Y ese amor que corre tras el hijo no se avergüenza de entrar con él en los más infames lugares donde se gastó la herencia. Ni cuando ya no le quedaba nada, tampoco se avergonzó de estar junto a él en aquella pocilga de los cerdos, porque en los peores momentos de nuestra vida, allí, junto a nosotros --puesta su mano cariñosa sobre nuestro hombro, como tratándonos de apartarnos del mal—está siempre nuestro Padre Dios. No se avergüenza del sitio en que estamos. Y mucho menos de nosotros, porque es nuestro Padre. Y somos sus hijos.
2.- Y el hijo se rindió, no por amor, sino por hambre. Pero al fin se rindió. Y regresa, harapiento, descalzo, sucio y maloliente, físicamente derrotado, más como leproso, que como hijo del Señor y Dueño de todas esas tierras por donde pasa…
Y aquel ser abyecto y sucio, sólo el corazón del Padre Dios puede reconocer al hijo querido. Y arrastrado por el corazón, en contra de toda lógica, vuelve a mostrarse Padre Pródigo derrotando toda su dignidad de Dios infinitamente justo. Y corre al encuentro, protege al hijo entre sus brazos y lo besa sin dar oídos a explicaciones, y mucho menos pidiéndola. Se despojó de su rango por amor.
Y manda que quiten los harapos al hijo y le vistan de gloria. Y que en sus sucios pies pongan sandalias. Y en su renegrido dedo el anillo de hijo. ¿No os recuerda esta escena aquella otra de. “Hoy estarás conmigo en el paraíso…? que diría después al ladrón
Y comenzó la fiesta por el hijo perdido y hallado, por la oveja perdida, por la dracma encontrada.
3.- Pero hay otro hijo, el mayor, el que en el reparto de la herencia se lleva dos tercios de todo lo de su padre, el que viviendo con el Padre ni le conoce, ni le perdona que sea bueno.
No quiere entrar en la casa. Y vuelve el Padre bueno a despojarse de rango y su dignidad y sale a convencerle.
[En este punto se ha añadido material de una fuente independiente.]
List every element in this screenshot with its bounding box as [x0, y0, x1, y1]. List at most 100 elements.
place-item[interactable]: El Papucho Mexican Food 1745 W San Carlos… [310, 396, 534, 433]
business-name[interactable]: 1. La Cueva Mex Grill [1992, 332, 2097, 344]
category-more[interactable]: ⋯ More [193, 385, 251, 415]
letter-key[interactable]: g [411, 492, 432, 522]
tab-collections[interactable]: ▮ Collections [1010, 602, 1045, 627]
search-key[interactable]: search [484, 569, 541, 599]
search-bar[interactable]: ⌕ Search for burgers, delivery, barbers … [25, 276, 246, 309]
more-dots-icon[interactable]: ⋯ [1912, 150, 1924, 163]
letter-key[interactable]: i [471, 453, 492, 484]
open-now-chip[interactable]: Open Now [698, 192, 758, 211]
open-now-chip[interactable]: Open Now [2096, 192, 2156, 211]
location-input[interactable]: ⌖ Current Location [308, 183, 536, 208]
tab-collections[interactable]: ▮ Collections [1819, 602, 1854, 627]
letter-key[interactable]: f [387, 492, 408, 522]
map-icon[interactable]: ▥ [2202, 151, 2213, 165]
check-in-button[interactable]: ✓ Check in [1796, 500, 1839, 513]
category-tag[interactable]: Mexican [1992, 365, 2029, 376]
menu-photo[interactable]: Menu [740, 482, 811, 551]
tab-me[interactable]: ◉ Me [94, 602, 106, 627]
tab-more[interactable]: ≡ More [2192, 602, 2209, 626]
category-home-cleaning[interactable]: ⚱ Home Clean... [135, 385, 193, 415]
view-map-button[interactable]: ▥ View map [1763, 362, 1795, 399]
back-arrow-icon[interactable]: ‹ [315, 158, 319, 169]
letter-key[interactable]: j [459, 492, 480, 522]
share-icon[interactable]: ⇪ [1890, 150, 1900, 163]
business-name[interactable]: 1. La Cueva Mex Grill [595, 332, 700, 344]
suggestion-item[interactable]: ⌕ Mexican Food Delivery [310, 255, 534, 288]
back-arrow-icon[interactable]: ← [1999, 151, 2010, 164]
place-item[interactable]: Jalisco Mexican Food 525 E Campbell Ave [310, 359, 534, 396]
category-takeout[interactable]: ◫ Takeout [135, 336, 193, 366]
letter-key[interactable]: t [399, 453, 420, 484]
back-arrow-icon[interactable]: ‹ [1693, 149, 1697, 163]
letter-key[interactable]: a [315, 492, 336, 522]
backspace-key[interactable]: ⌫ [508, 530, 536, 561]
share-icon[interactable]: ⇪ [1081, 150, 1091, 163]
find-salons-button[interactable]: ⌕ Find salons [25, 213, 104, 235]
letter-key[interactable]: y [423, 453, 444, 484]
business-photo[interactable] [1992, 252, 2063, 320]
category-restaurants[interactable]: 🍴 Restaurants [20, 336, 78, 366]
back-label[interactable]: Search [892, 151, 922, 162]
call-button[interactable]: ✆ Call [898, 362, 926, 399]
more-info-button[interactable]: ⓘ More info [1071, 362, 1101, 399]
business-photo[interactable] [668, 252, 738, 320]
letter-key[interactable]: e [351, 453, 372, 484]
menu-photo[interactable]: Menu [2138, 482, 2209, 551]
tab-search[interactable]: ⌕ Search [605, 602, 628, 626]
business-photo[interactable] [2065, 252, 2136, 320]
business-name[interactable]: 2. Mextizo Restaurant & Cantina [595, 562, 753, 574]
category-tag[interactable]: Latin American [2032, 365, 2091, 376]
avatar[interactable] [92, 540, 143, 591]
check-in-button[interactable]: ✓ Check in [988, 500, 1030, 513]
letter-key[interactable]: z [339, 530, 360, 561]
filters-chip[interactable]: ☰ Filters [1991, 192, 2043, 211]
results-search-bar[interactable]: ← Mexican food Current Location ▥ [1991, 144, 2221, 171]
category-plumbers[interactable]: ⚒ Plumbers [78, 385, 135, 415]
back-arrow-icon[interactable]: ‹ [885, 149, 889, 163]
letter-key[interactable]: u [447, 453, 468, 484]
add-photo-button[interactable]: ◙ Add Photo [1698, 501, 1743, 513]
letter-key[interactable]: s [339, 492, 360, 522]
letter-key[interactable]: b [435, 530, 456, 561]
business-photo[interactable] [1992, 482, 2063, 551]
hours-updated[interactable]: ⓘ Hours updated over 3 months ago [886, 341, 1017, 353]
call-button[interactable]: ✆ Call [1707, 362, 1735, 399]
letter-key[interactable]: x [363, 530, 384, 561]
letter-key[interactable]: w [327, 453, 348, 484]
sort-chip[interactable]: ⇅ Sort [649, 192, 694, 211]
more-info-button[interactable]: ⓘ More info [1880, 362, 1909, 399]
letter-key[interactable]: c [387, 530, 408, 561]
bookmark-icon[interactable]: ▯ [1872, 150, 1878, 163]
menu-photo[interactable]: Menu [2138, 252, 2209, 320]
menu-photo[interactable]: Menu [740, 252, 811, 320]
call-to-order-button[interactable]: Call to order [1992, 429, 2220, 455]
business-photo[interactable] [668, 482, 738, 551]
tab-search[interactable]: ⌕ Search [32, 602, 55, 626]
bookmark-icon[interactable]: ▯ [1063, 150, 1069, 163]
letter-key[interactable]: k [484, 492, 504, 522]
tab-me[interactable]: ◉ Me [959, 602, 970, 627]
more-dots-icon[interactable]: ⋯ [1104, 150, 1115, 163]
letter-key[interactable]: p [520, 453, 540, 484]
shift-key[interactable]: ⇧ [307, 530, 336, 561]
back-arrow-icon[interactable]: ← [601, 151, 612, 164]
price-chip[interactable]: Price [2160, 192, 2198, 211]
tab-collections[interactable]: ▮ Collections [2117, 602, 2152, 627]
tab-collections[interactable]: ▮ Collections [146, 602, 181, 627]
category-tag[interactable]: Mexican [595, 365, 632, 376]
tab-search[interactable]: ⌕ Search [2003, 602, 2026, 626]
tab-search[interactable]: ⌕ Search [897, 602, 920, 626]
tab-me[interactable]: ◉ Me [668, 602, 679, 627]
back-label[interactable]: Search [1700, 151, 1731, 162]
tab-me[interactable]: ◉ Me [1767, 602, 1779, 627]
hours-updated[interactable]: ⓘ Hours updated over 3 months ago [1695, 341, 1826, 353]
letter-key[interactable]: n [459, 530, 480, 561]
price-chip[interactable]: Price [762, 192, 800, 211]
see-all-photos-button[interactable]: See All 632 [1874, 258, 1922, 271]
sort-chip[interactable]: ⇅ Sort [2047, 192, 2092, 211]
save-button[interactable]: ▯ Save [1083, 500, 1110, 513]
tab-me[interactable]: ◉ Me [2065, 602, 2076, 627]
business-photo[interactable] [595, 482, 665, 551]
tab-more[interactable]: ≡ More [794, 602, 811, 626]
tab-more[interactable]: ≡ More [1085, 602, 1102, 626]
Y el hijo mezquino suelta por su boca lo que hace años lleva reprimido… que ha trabajado como un esclavo (esa es la traducción correcta), que ha cumplido todos los mandamientos y que nunca recibió de su padre, no un ternero cebón, ni siquiera un cabrito.
-- Cuando no hay amor echamos de menos las cosas más bajas, llevamos contabilidad de nuestros deberes cumplidos y le pasamos factura a Dios, porque no nos basta estar con Él.
-- Nuestro Padre Dios se contenta con “siempre has estado conmigo”, que se podría interpretar: “para mi tenerte junto a mi ya era suficiente, todo lo mío es tuyo, nunca mejor dicho porque los dos tercios son del hijo.
--¿Y qué quiere el Padre Dios? ¿Qué es lo que tú me echas en cara como hijo mío? Es tu hermano y te necesita ahora más que nunca porque vuelve derrotado y medio muerto. ¿Entró el hijo mayor?, no lo sabemos
--Aquí se trunca la historia de nuestro pobre Padre Dios que tenía dos hijos, un Dios que es sobre todo Padre el que fallamos sus hijos, un Dios que no es “como” un padre, sino que no tiene otro oficio que ser Padre, se dedica a ser Padre, que no puede ser más que Padre. ¿Le sabremos perdonar a Dios que sea Padre bueno?